Posted at: 03/21/2013 9:40 PM
Updated at: 03/21/2013 10:42 PM
By: Steph Crock
(ABC 6 News) -- One school is trying to put a stop to "cyberbullying", but Thursday’s event wasn't just for the students.
Dover-Eyota High School has been educating the students and the community all week on the topic, as part of their "Louder On Line" or “LOL” effort. Though the students have been signing pledges and participating in events all week, Thursday it was all about the parents.
High school is already a challenging time for many. Trying to fit in, make new friends, and deal with some not so friendly peers. Though students today, have a harder time getting away from all that. "I definitely think overtime with cyberbullying , it can definitely have dramatic affects," said junior Joey Young.
The bullying goes beyond the classroom with social media sites like Facebook and Twitter. "It's the same thing as bullying and I think that they need to become aware that their words are hurtful and that when they send a message, it goes to more than just that one person," said school social worker Katie Johnson.

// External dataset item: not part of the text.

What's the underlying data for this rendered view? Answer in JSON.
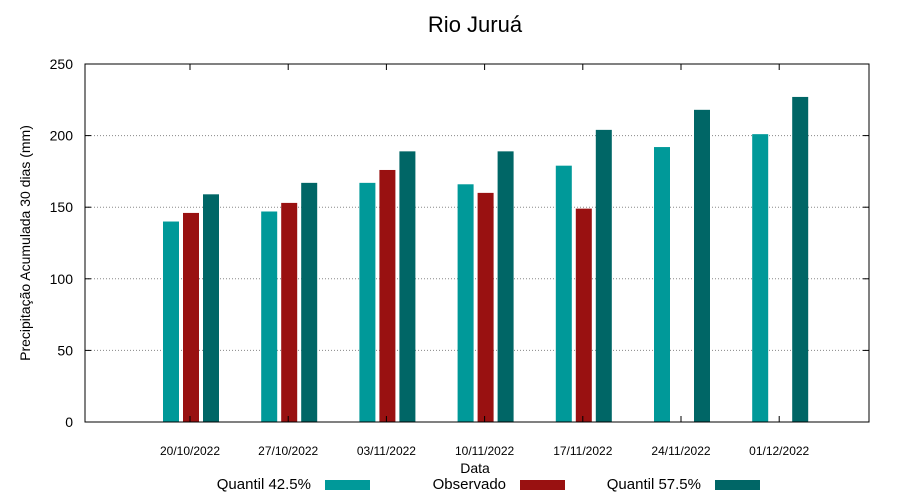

Something parents didn't have to put up with. "We're growing up in a different stage that they never had to deal with they don't really know what it’s all about," said senior Dan Rother.
Which is what Thursday nights event was all about. "I think it’s important that I’m here not only as a parent but as a teacher," said Lora Allen. She has a son at Dover-Eyota High School. She came so she'll know how to handle a situation like this. "Tell them that it’s ok to let them know if something is going on or hurting their feelings," she said.
She also came to encourage him to be above all that. “It's okay to be the good guy," said Allen.
"All too often it’s easy for students to create a message, write a message, send a message, and not really think about what they're saying online," said Johnson.
Would students really be as cruel in person? Not likely. "They can’t see the faces of the people so they don't know who much harm they're causing," said Rother.
Two detectives from Olmsted County were also guest speakers at the event talking about what's legal online.